First off, the raw numbers: in fiscal year 2012, MPI reports, 40.8 million immigrants lived in the United States, including 18.7 million naturalized U.S. citizens, and nearly 8.8 million lawful permanent residents who were eligible for naturalization, and three states accounted for just over half of them: California (28%, or 2.5 million), New York (12%, or 1.1 million), and Texas (11%, or 930,000). That year, approximately 757,000 immigrants naturalized here, according to estimates from the Office of Immigration Statistics within the U.S. Department of Homeland Security.

Where do they come from? In 2012, just over one-third of newly naturalized U.S. citizens were born in one of the top five sending countries: Mexico (13.5%), Philippines (5.9%), India (5.7%), Dominican Republic (4.4%), and China (4.2%). This marked a significant shift from the demographics of naturalization in the year 2000, when the top five included Mexico (21.3%), Vietnam (6.3%), China (6.1%), Philippines (5.2%), and India (4.7%).
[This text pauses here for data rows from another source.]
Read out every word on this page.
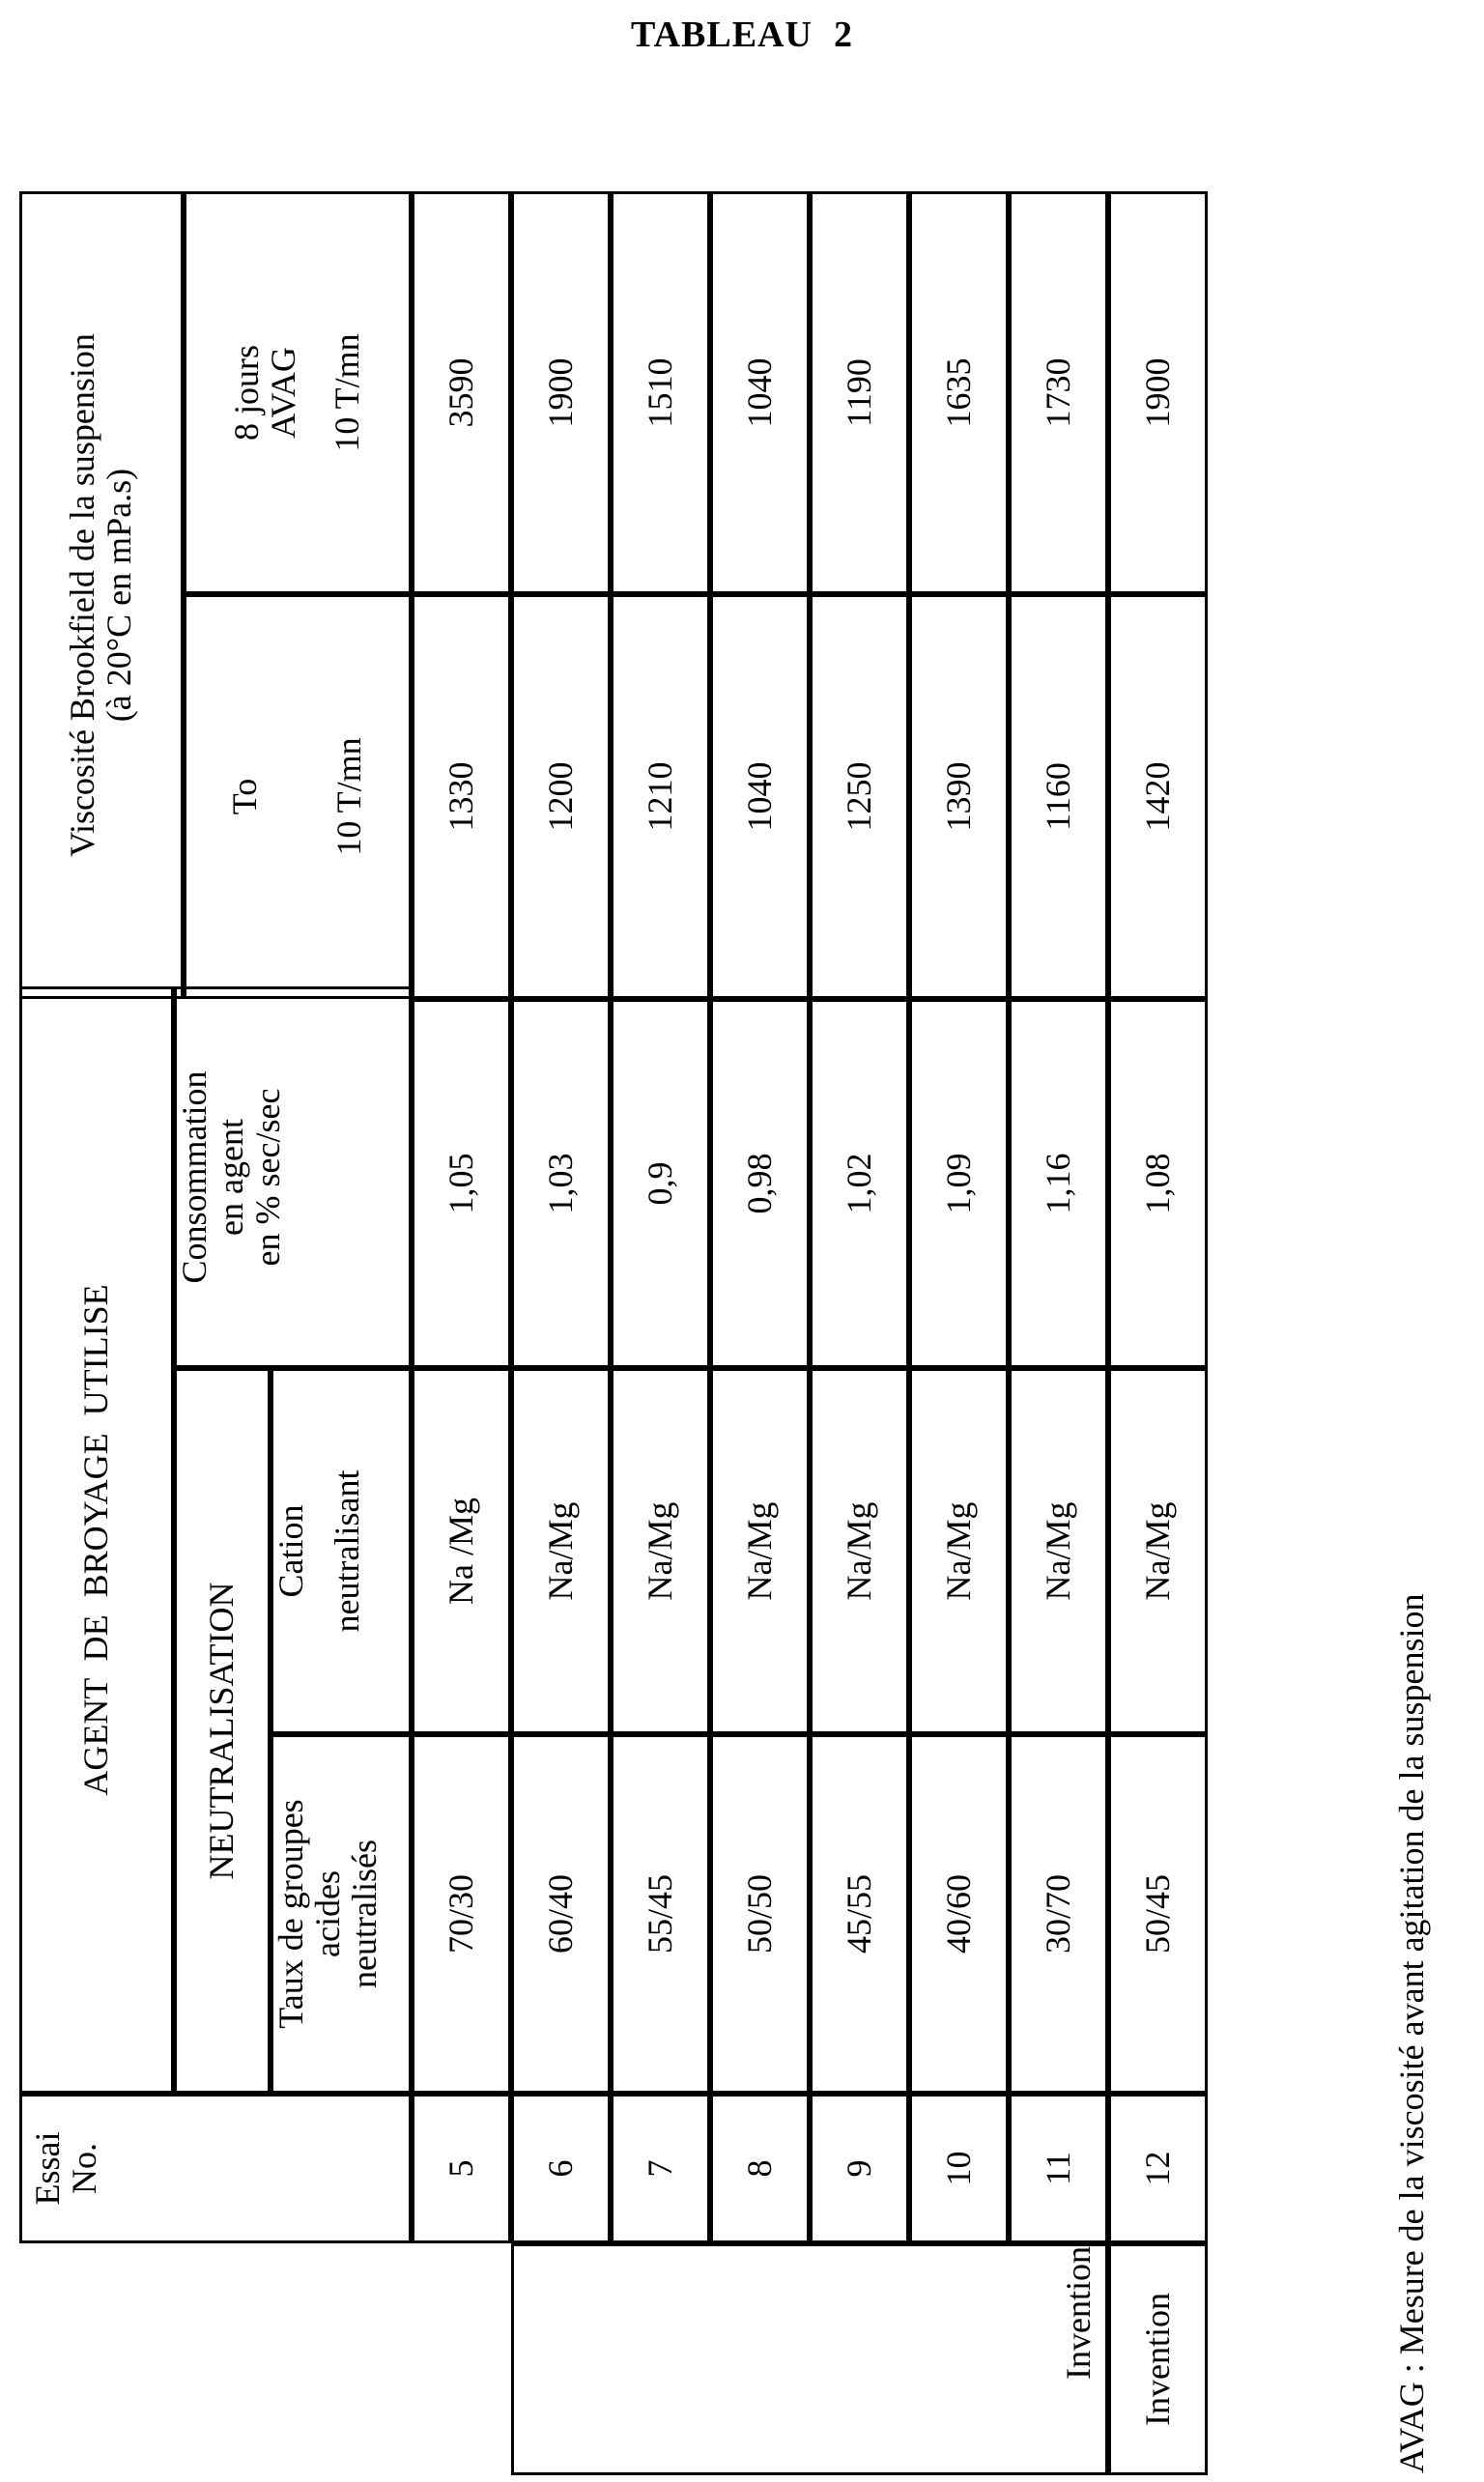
TABLEAU 2
Essai
No.
AGENT  DE  BROYAGE  UTILISE	NEUTRALISATION
Taux de groupes
acides
neutralisés
Cation neutralisant
Consommation
en agent
en % sec/sec
Viscosité Brookfield de la suspension
(à 20°C en mPa.s)
To 10 T/mn
8 jours
AVAG 10 T/mn
Invention Invention
5
70/30
Na /Mg
1,05
1330
3590
6
60/40
Na/Mg
1,03
1200
1900
7
55/45
Na/Mg
0,9
1210
1510
8
50/50
Na/Mg
0,98
1040
1040
9
45/55
Na/Mg
1,02
1250
1190
10
40/60
Na/Mg
1,09
1390
1635
11
30/70
Na/Mg
1,16
1160
1730
12
50/45
Na/Mg
1,08
1420
1900
AVAG : Mesure de la viscosité avant agitation de la suspension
Not surprisingly, several key socioeconomic indicators show that naturalized immigrants tend to be better off than other immigrant groups. MPI’s study finds that naturalized immigrants:

  • “are better educated than immigrants who have not naturalized.”
  • “have higher median earnings than non-naturalized immigrants and higher median household incomes than U.S.-born citizens.”
  • “have nearly equivalent home-ownership rates to U.S.-born citizens.”

The MPI report makes compelling reading for anyone interested in the demographics of the newest Americans. It’s well worth a look.